Battles at Lincoln Hall

By Liz Solleder

Photos by James Barrs

10 Dec, 2019

Battles, the two-piece experimental rock group from New York City, took the stage at Lincoln Hall in Chicago on December 10, 2019. When I entered the stage area from the bar, I could hardly get in the door. My photographer and I had to push through a mass of math rockers to get even a couple feet in the door. Guitarist Ian Williams and drummer John Stanier were already on stage when we arrived, perched atop a sea of Chicagoans. Williams and Stanier were pretty static in their positions on stage, yet were energetic and seemed excited to perform. Stanier was wild on the drums, producing the beats that are so salient in their music. He was entertaining to watch, with a high hat that was indeed high, about two feet over his head. Williams seemed more focused on his keyboard, yet would occasionally flip his guitar around from behind his back and come up for air. Neither said much throughout the show, except for a singular, “Chicago, hi” and a request from Williams to get his monitor up. Both were dressed in button-downs and khakis, embracing the office dad aesthetic wholeheartedly, yet the music they were making was anything but boring. 

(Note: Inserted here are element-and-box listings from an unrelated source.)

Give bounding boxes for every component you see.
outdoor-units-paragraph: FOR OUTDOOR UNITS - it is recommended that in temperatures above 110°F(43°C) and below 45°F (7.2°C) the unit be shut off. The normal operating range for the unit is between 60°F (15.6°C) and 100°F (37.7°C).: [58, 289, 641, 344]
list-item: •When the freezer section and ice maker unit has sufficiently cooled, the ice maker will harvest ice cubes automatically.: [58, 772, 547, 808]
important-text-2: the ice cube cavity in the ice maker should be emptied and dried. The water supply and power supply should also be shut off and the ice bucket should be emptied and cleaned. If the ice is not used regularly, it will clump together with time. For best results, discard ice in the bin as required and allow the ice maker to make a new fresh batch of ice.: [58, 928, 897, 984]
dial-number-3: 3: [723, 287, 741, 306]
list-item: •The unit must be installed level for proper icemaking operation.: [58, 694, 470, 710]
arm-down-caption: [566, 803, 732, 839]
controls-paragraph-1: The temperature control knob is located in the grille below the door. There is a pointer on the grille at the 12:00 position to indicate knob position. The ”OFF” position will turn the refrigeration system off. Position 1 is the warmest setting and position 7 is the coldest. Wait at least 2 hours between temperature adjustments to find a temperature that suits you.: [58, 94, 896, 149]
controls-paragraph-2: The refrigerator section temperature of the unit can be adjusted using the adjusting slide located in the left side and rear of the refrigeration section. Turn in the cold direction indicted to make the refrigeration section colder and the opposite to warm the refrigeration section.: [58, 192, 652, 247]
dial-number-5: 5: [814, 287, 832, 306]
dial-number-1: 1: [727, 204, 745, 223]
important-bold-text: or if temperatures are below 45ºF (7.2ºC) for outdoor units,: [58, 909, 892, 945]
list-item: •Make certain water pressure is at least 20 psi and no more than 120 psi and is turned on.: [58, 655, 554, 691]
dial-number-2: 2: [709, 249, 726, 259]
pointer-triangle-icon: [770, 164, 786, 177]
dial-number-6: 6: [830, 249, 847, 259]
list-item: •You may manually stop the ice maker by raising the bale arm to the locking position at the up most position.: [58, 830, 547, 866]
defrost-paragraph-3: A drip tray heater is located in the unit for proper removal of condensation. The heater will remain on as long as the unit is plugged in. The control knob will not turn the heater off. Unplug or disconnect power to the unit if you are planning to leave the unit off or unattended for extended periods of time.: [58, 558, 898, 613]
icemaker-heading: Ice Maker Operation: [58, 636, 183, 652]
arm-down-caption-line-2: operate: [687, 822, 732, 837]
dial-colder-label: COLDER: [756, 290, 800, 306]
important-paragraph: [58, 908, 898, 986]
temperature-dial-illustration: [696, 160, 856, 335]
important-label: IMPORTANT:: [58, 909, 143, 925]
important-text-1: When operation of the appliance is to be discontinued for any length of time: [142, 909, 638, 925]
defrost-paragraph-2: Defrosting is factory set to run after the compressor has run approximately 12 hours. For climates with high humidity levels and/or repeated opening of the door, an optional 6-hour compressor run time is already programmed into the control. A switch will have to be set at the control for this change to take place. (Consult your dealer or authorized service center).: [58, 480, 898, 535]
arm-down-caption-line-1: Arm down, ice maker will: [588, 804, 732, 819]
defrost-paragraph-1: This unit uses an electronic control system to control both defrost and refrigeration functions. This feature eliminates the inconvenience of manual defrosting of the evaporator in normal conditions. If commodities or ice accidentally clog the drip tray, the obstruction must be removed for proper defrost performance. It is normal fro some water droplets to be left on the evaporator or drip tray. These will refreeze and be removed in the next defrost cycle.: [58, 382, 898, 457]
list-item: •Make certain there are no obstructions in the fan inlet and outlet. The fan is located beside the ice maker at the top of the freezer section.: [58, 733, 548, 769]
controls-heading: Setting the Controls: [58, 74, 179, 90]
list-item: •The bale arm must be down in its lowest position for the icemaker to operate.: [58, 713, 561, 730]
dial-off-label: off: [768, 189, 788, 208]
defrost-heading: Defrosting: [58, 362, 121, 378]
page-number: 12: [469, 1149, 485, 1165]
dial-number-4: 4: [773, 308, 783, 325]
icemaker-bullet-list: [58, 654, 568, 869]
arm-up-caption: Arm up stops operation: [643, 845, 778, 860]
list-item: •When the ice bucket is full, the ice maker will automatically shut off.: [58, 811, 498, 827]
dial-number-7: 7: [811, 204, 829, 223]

Despite being an only two-person group, they produce a complex, unique sound — repetitive yet highly meticulous, with endless layers of rhythms and melodies. When listening to Battles, there are 1000 different things you could focus on to dance to, and you would still be on beat with every one (until they switch time signatures in the middle of a song, which frequently occurs and makes the music that much more entertaining). 

There were no live vocals, and the pre-recorded guitar and vocal samples combined with live drums, guitar, and keyboard creates an absolute sonic vortex of sound that filled the whole hall. The intensity of the music is super high, and I expected a raging mosh pit or at least some jumping and shoving, but the crowd was 90% still. Despite being a packed room, everyone had their own personal space. Maybe the crowd wasn’t into it (which I can’t imagine being the case), or maybe they were just in deep scholarly contemplation over the complexities in the structure of Battles’ post rock-y sound. Maybe there just weren’t enough drugs and alcohol involved. 

They finished an all too-short set with “Ambulance,” the first song of their most recent album, Juice B Crypts, which was released in October of 2019. Despite the stagnant crowd, I had an absolute blast throughout the whole hour — there was never a dull moment. The music, combined with the always phenomenal lights at Lincoln Hall, made for a stunning visual and auditory experience. I look forward to seeing them again, but maybe with an audience that wants to dance!